An overview of who we are can be found in the Who we are section. Below, we offer a breakdown of some of the essential facts relating to our work (as of December 2021).

Background

Finance

  • The Member and Co-operating States of ECMWF are the principal source of finance for the Centre, with contributions totalling £51.3 million in 2020.
  • External organisations support both core research and the complementary goals of the Centre. In 2020 their funding totalled £61 million, while revenue from sales of data and products provided additional income of just under £11 million.

Forecasts

  • The term 'medium range' refers to time periods up to about 2 weeks ahead. Extended forecasts are also produced for monthly and seasonal timescales.
  • The weather services of ECMWF Member States receive ECMWF's numerical weather prediction data in real time – 24 hours a day, 7 days a week.
  • Forecasts are produced four times per day for weather services, commercial customers and research projects.
  • Commercial licences are held by customers in over 30 countries.
  • ECMWF uses advanced computer modelling techniques to analyse observations and predict future weather.
  • ECMWF routinely processes data from around 90 satellite instruments as part of its operational daily data assimilation and monitoring activities. We receive 800 million observations daily, and 60 million quality-controlled observations are available daily for use in the Integrated Forecasting System (IFS); the vast majority of these are satellite measurements, but ECMWF also benefits from all available observations from non-satellite sources, including surface-based and aircraft reports.

Research

Computing

  • ECMWF's supercomputers are among the largest of their type in Europe.
  • Our supercomputers operate with a sustained speed of more than 330 trillion floating point operations per second (330 teraflops).
  • The Centre’s next supercomputer will be made up of four Atos BullSequana XH2000 clusters and is planned to become operational in 2022.
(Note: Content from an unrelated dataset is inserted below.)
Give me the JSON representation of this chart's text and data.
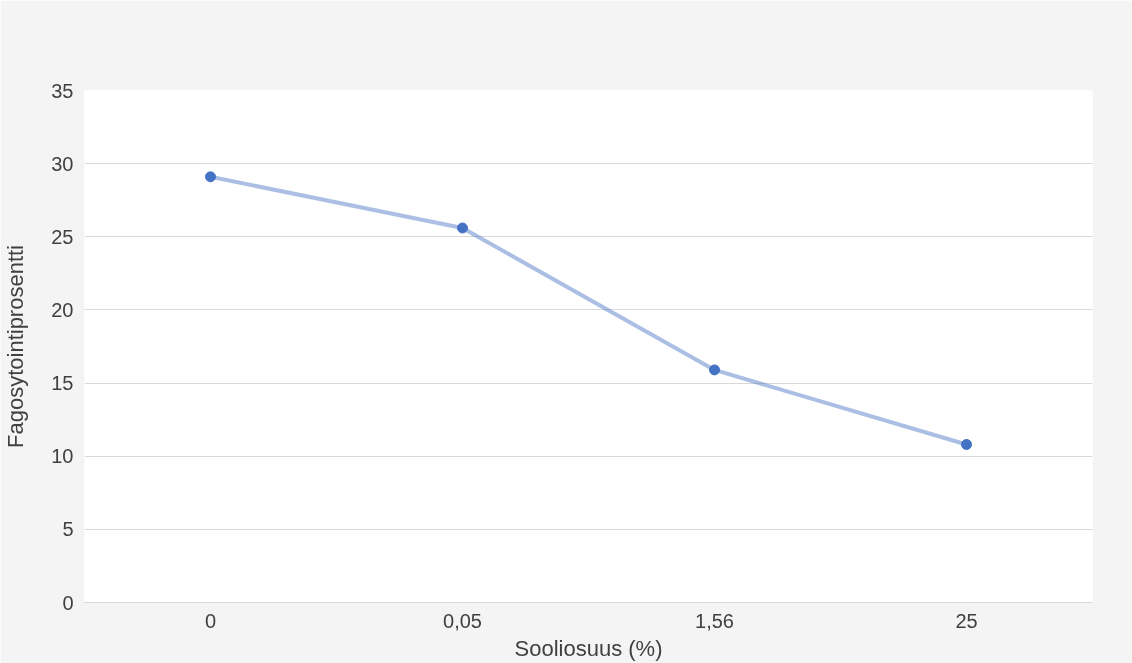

  • Our supercomputers serve a variety of purposes, with 50% capacity used for research, 25% used by Member States and 25% used for production of operational forecasts.
  • The ECMWF meteorological data archive (MARS) is the largest in the world and continues to grow. As of November 2020, it contains around 270 petabytes of operational and research data, with about 200 terabytes being added daily. More than 400 billion meteorological fields are stored in MARS.